Mahabharata Bhishma Parva Chapter 94

Mahabharata Bhishma Parva (Bhagavat-Gita Parva) Chapter 94

Sanjaya said, "Having in that battle made all those warriors (of thy army) turn their faces from the field, the Rakshasa then, O chief of the Bharatas, rushed at Duryodhana, desirous of slaying him. Beholding him rushing with great impetuosity towards the king, many warriors of thy army, incapable of defeat in battle, rushed towards him (in return) from desire of slaying him. Those mighty car-warriors, drawing their bows that measured full six cubits long, and uttering loud roars like a herd of lions, all rushed together against that single warrior.
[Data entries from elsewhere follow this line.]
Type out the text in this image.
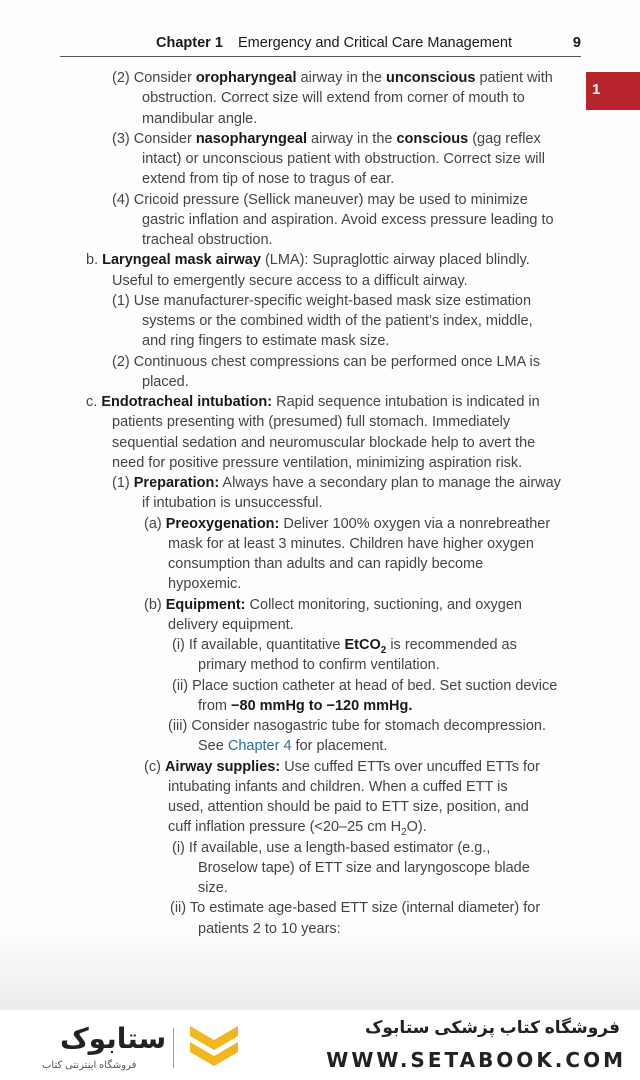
Chapter 1 Emergency and Critical Care Management	9
1
(2) Consider oropharyngeal airway in the unconscious patient with
obstruction. Correct size will extend from corner of mouth to
mandibular angle.
(3) Consider nasopharyngeal airway in the conscious (gag reflex
intact) or unconscious patient with obstruction. Correct size will
extend from tip of nose to tragus of ear.
(4) Cricoid pressure (Sellick maneuver) may be used to minimize
gastric inflation and aspiration. Avoid excess pressure leading to
tracheal obstruction.
b. Laryngeal mask airway (LMA): Supraglottic airway placed blindly.
Useful to emergently secure access to a difficult airway.
(1) Use manufacturer-specific weight-based mask size estimation
systems or the combined width of the patient’s index, middle,
and ring fingers to estimate mask size.
(2) Continuous chest compressions can be performed once LMA is
placed.
c. Endotracheal intubation: Rapid sequence intubation is indicated in
patients presenting with (presumed) full stomach. Immediately
sequential sedation and neuromuscular blockade help to avert the
need for positive pressure ventilation, minimizing aspiration risk.
(1) Preparation: Always have a secondary plan to manage the airway
if intubation is unsuccessful.
(a) Preoxygenation: Deliver 100% oxygen via a nonrebreather
mask for at least 3 minutes. Children have higher oxygen
consumption than adults and can rapidly become
hypoxemic.
(b) Equipment: Collect monitoring, suctioning, and oxygen
delivery equipment.
(i) If available, quantitative EtCO$_2$ is recommended as
primary method to confirm ventilation.
(ii) Place suction catheter at head of bed. Set suction device
from −80 mmHg to −120 mmHg.
(iii) Consider nasogastric tube for stomach decompression.
See Chapter 4 for placement.
(c) Airway supplies: Use cuffed ETTs over uncuffed ETTs for
intubating infants and children. When a cuffed ETT is
used, attention should be paid to ETT size, position, and
cuff inflation pressure (<20–25 cm $H_2O$).
(i) If available, use a length-based estimator (e.g.,
Broselow tape) of ETT size and laryngoscope blade
size.
(ii) To estimate age-based ETT size (internal diameter) for
patients 2 to 10 years:
ستابوک
فروشگاه اینترنتی کتاب
فروشگاه کتاب پزشکی ستابوک
WWW.SETABOOK.COM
And surrounding him on all sides, they covered him with their arrowy showers like the clouds covering the mountain-breast with torrents of rain in autumn. Deeply pierced with those arrows and much pained, he resembled then an elephant pierced with the hook. Quickly then he soared up into the firmament like Garuda. And (while there) he uttered many loud roars like the autumnal clouds, making the welkin and all the points of the compass, cardinal and subsidiary, resounded with those fierce cries. Hearing those roars of the Rakshasa, O chief of the Bharatas, king Yudhishthira then, addressing Bhima, said unto that chastiser of foes these words, 'The noise that we hear uttered by the fiercely-roaring Rakshasa, without doubt, indicates that he is battling with the mighty car-warriors of the Dhartarashtra army. I see also that the burden has proved heavier than what that bull among Rakshasas is able to bear. The grandsire, too, excited with rage, is ready to slaughter the Panchalas. For protecting them Phalguni is battling with the foe. O thou of mighty arms hearing now of these two tasks, both of which demand prompt attention, go and give succour to Hidimva's son who is placed in a position of very great danger.' Listening to these words of his brother, Vrikodara, with great speed, proceeded, frightening all the kings with his leonine roars, with great impetuosity, O king, like the ocean itself during the period of the new full moon. Him followed Satyadhriti and Sauchiti difficult of being vanquished in battle, and Srenimat, and Vasudana and the powerful son of the ruler of Kasi, and many car-warriors headed by Abhimanyu, as also those mighty car-warriors, viz., the sons of Draupadi, and the valiant Kshatradeva, and Kshatradharman, and Nila, the ruler of the low countries, at the head of his own forces. And these surrounded the son of Hidimva with a large division of cars (for aiding him).[1] And they advanced to the rescue of Ghatotkacha, that prince of the Rakshasas, with the six thousand elephants, always infuriate and accomplished in smiting. And with their loud leonine roars, and the clatter of their car-wheels, and with the tread of their horse's hoofs, they made the very earth to tremble.

Hearing the din of those advancing warriors the faces of thy troops who were filled with anxiety in consequence of their fear of Bhimasena became pale. Leaving Ghatotkacha then they all fled away. Then commenced in that part of the field a dreadful battle between those high-souled warriors and thine, both of whom were unretreating.



  1. In the second line of 15, the Bengal reading saravarshena is incorrect. The Bombay reading Rathavansena is what I follow.